We have officially reached the half way point in a year that feels much longer than six months in the making. Along the way, we learned much about the composition of our portfolio. Lower leverage (average 50% loan to portfolio value), ample capital in reserve and strong in place tenant relationships allowed us to take swift and constructive action as we entered the COVID influenced environment. As a result, our collections and occupancy are, in most cases, materially better than expected. By way of example, our residential portfolio averaged 92.39% occupancy and 98.92% collections over the quarter. Our two recent retail acquisitions (Bonita Point and San Marcos Village) averaged 94.22% occupancy and 93.23% collections. Across our portfolio, we devised hundreds of individualized tenant plans to ensure current rent payment but also the long-term sustainability of each business and/or resident. Through this process, we agreed to partially abate base rent in only one case (with a national retailer) in trade for relinquishing an option to terminate their lease in the near future. A win-win in the current context.
But the market continues to evolve – one step forward, one step back at times. We remain concerned about a “shut down” economy, an increasing number of bankruptcies, continued domestic unrest, the impact of an expiration of government stimulus and the viability of long closed tenants post-COVID. The Pacific Northwest (namely Portland and Seattle) market, for example, continues to make headlines. The protests and recent legislative activity have materially impacted tenant demand, rent growth and collections for both residential and commercial properties. We continue to monitor each market, asset and tenant closely. Proceed with caution is the mantra. Our continued approach is extremely hands on and both art and science. Operational decisions are data driven but coupled with an entrepreneurial, positive and collaborative mindset. I share some of our recent internal team communications below.
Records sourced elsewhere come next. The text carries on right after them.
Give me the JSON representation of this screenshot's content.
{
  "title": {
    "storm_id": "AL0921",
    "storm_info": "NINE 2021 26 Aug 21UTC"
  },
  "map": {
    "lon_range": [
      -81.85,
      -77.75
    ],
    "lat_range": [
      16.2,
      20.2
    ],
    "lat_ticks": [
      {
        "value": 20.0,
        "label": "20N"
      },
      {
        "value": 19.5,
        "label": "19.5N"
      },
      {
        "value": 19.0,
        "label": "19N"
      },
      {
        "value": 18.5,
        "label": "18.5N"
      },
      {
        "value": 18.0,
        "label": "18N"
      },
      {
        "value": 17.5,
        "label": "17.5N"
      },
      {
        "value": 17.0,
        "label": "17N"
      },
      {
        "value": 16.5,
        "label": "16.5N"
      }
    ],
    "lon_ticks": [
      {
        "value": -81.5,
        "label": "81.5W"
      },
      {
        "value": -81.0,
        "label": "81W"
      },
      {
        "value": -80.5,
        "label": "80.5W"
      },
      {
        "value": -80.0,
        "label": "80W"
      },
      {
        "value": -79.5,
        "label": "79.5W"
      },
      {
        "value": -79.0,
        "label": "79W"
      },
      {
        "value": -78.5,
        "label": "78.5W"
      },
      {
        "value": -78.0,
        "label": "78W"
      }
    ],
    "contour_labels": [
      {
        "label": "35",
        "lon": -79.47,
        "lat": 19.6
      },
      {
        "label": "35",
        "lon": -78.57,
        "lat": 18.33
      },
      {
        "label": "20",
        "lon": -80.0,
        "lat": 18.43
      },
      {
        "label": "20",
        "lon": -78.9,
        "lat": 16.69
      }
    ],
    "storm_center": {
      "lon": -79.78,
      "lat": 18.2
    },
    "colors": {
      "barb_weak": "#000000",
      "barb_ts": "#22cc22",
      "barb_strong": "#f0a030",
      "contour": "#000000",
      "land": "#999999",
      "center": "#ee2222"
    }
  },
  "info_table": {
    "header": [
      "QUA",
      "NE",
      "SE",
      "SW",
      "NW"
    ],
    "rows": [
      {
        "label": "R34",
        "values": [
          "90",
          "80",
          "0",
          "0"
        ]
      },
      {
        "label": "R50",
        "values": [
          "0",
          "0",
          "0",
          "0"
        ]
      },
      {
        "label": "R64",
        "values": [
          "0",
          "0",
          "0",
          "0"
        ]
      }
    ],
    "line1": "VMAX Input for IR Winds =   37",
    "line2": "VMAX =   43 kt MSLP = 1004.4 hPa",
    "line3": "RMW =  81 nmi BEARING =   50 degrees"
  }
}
With change comes opportunity. We are seeing prospects to create value with new acquisitions, dispositions, financings and thoughtful investment of capital into our existing portfolio. We continue to source off market investments with a current focus on best in class office with credit tenancy and longer dated leases, lower finish industrial (e.g., last mile delivery, warehouse, distribution), suburban residential and opportunistically priced retail. During the quarter, we closed on a trophy office acquisition anchored by Morgan Stanley and Charles Schwab (Ocean Ridge). We also sold a boutique residential community (Sterling) without any price adjustment. Sterling returned almost $5M in total capital and a 13%+ IRR to our partners. In all, we have closed on 7 transactions in the past 18 months. We will continue to be active though highly selective in our future pursuits.
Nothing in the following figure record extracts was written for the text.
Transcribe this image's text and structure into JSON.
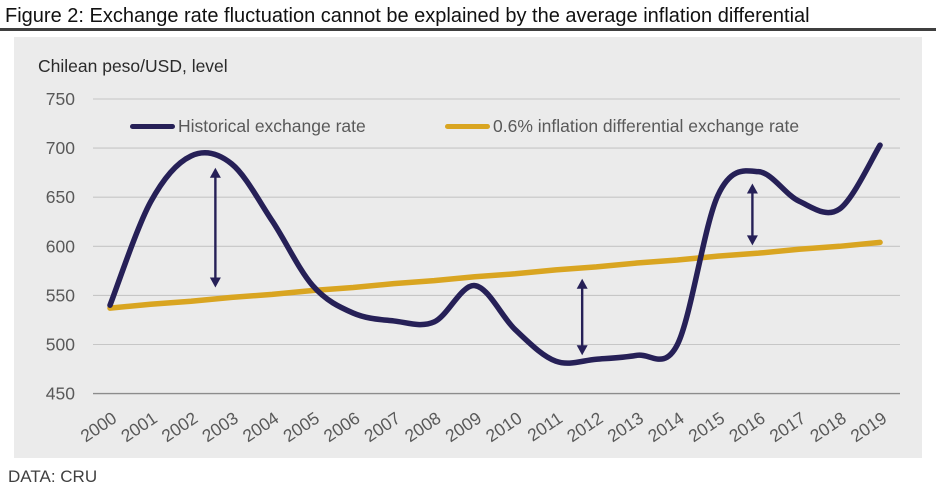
{
  "figure": {
    "title": "Figure 2: Exchange rate fluctuation cannot be explained by the average inflation differential",
    "subtitle": "Chilean peso/USD, level",
    "source": "DATA: CRU"
  },
  "legend": [
    {
      "label": "Historical exchange rate",
      "color": "#262057"
    },
    {
      "label": "0.6% inflation differential exchange rate",
      "color": "#d9a521"
    }
  ],
  "colors": {
    "panel_background": "#ebebeb",
    "gridline": "#c6c6c6",
    "axis_line": "#8c8c8c",
    "tick_text": "#595959",
    "title_text": "#111111",
    "title_rule": "#3f3f3f",
    "historical_line": "#262057",
    "differential_line": "#d9a521",
    "arrow": "#262057"
  },
  "chart_data": {
    "type": "line",
    "title": "Chilean peso/USD, level",
    "xlabel": "",
    "ylabel": "",
    "categories": [
      "2000",
      "2001",
      "2002",
      "2003",
      "2004",
      "2005",
      "2006",
      "2007",
      "2008",
      "2009",
      "2010",
      "2011",
      "2012",
      "2013",
      "2014",
      "2015",
      "2016",
      "2017",
      "2018",
      "2019"
    ],
    "series": [
      {
        "name": "Historical exchange rate",
        "color": "#262057",
        "smooth": true,
        "values": [
          540,
          645,
          692,
          684,
          626,
          560,
          532,
          524,
          523,
          560,
          515,
          483,
          485,
          489,
          500,
          652,
          676,
          646,
          638,
          703
        ]
      },
      {
        "name": "0.6% inflation differential exchange rate",
        "color": "#d9a521",
        "smooth": false,
        "values": [
          537,
          541,
          544,
          548,
          551,
          555,
          558,
          562,
          565,
          569,
          572,
          576,
          579,
          583,
          586,
          590,
          593,
          597,
          600,
          604
        ]
      }
    ],
    "ylim": [
      450,
      750
    ],
    "yticks": [
      450,
      500,
      550,
      600,
      650,
      700,
      750
    ],
    "grid": "horizontal",
    "legend_position": "top-inside",
    "annotations": {
      "double_arrows": [
        {
          "x_year": 2002.6,
          "top": 680,
          "bottom": 558
        },
        {
          "x_year": 2011.65,
          "top": 567,
          "bottom": 489
        },
        {
          "x_year": 2015.85,
          "top": 664,
          "bottom": 601
        }
      ]
    }
  }
}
Although we remain cautious, we have elected to resume distributions (Q1 and Q2 2020) for most assets. Property and investor reports to follow via email and our investor portal later this week.
The proverbial light at the end of the tunnel may appear more elusive in these times, but we’re committed to the journey, maximizing portfolio performance and the opportunities that await.
Our core relationships serve as the foundation for our long-term success. Thank you for your continued trust in our team.